More community lands trusts are to be set up following successful pilot schemes. The charity, Carnegie UK, will receive a £0.5m grant to further develop the CLT sector by setting up a trade body and launching a website with portal and forum to provide information on creating a Trust.
Community land trusts are private bodies that own or control land and assets for the benefit of the community. This mainly involves providing shared ownership or social rented homes on land provided by the trust. Support for these trusts will now go further to help enable more grass roots development.
The Housing and Communities Agency will explore the role of local authorities in developing affordable housing through CLTs and commission a study to examine the non-cash benefits CLTs bring about. Carnegie UK will also look at sources of finance and set up a steering group of lenders, local authorities and housing associations to drive forward the sector. It will also provide training courses for professionals working for lenders and local authorities.

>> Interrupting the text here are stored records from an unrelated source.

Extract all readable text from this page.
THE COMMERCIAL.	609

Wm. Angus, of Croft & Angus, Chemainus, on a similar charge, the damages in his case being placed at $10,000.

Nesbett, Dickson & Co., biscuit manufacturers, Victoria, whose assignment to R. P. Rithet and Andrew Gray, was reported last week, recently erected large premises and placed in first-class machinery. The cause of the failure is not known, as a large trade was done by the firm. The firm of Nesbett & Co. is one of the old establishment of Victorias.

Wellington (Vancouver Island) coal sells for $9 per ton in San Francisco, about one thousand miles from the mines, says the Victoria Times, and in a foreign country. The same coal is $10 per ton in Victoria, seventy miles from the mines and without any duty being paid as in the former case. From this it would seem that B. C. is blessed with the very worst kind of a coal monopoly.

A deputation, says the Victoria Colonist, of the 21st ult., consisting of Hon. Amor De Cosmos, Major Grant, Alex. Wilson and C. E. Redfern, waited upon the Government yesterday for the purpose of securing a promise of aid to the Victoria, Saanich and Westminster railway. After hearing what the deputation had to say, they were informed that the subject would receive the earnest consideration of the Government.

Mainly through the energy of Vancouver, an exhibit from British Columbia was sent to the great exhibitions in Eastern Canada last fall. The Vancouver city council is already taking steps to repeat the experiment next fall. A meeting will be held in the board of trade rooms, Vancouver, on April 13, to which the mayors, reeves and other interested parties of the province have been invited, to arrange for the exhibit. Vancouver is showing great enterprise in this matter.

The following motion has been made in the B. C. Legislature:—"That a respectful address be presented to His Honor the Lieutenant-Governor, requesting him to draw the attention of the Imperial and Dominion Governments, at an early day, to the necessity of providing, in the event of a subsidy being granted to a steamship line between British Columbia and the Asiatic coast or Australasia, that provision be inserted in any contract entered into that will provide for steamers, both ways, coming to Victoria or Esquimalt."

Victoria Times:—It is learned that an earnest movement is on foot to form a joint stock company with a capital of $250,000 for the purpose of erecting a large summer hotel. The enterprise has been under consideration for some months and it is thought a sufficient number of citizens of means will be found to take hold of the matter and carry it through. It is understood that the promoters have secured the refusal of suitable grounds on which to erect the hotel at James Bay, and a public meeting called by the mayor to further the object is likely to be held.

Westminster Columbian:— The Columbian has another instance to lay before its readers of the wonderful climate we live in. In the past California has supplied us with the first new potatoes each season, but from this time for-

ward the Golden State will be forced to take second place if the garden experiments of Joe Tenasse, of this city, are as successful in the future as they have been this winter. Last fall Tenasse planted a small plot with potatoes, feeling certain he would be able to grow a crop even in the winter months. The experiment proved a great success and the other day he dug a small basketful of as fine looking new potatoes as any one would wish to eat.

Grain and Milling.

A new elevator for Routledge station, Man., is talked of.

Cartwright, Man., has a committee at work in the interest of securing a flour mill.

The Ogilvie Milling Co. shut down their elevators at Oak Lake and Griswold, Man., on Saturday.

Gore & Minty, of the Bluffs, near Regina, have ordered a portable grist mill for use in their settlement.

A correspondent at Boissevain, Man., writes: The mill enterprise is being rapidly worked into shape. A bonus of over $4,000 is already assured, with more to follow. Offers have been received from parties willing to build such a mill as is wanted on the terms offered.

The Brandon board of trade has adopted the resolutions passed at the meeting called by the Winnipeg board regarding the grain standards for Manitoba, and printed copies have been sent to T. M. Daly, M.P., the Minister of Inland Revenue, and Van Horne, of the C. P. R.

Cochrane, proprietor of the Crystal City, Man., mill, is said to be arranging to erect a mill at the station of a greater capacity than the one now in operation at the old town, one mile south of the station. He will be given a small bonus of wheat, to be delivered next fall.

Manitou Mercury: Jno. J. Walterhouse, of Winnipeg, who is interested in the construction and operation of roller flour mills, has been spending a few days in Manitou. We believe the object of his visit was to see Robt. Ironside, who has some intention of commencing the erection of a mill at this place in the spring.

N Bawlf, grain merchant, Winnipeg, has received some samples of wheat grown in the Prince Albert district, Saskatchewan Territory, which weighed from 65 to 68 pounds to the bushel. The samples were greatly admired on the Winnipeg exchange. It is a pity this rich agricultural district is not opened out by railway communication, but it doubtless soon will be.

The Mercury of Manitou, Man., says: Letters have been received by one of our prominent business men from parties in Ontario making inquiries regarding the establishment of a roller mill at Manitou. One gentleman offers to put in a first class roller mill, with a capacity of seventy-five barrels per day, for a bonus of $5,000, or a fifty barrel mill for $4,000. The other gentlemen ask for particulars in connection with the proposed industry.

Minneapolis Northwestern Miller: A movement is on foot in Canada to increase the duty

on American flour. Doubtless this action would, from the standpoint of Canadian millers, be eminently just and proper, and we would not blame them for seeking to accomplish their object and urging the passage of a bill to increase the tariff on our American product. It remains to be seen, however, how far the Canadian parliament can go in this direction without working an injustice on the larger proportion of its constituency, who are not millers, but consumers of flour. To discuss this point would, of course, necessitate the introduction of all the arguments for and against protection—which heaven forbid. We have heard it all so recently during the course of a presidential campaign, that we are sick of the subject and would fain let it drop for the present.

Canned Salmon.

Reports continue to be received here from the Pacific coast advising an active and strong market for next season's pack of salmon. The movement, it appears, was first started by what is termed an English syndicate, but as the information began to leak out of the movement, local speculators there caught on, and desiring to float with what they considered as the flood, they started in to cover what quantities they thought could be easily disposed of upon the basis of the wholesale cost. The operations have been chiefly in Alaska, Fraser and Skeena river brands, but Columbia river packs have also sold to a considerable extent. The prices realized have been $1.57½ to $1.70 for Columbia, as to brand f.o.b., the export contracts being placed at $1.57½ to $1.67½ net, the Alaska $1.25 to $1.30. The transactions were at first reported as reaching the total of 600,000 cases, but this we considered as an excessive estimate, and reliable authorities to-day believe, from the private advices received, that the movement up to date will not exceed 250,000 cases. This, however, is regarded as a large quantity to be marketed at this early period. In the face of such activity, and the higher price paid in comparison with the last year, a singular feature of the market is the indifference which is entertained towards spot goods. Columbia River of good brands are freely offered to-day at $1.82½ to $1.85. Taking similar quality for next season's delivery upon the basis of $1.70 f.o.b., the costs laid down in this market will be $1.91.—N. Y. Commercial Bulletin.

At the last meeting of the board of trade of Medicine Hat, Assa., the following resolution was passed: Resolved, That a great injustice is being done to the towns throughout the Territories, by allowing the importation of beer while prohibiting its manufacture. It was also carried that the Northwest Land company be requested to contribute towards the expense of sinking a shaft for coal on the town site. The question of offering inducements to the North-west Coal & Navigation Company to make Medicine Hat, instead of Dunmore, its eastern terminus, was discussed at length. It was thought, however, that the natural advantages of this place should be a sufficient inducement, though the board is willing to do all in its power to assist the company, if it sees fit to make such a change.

Matthew Taylor MP, who recently produced the Taylor Review into rural housing said: “Rural villages will die if the people who work in local shops, farms and businesses can no longer afford to live there. Today’s move to ensure affordable homes for local people stay affordable in the long term, and communities are encouraged and supported in building small scale. New affordable housing though community land trusts, are vital for many villages.”
In a further move to boost rural housing some 13,000 small rural settlements will be designated ‘protected’ areas where land to build new affordable homes is severely limited or where it is not possible to buy existing properties for shared ownership because of the small size of the housing market. Within these areas shared ownership properties will be retained by either restricting to 80 per cent the share owners can buy or allowing owners to acquire up to 100 per cent but ensuring the provider, for example a housing association, buys the property back to retain it for future purchasers.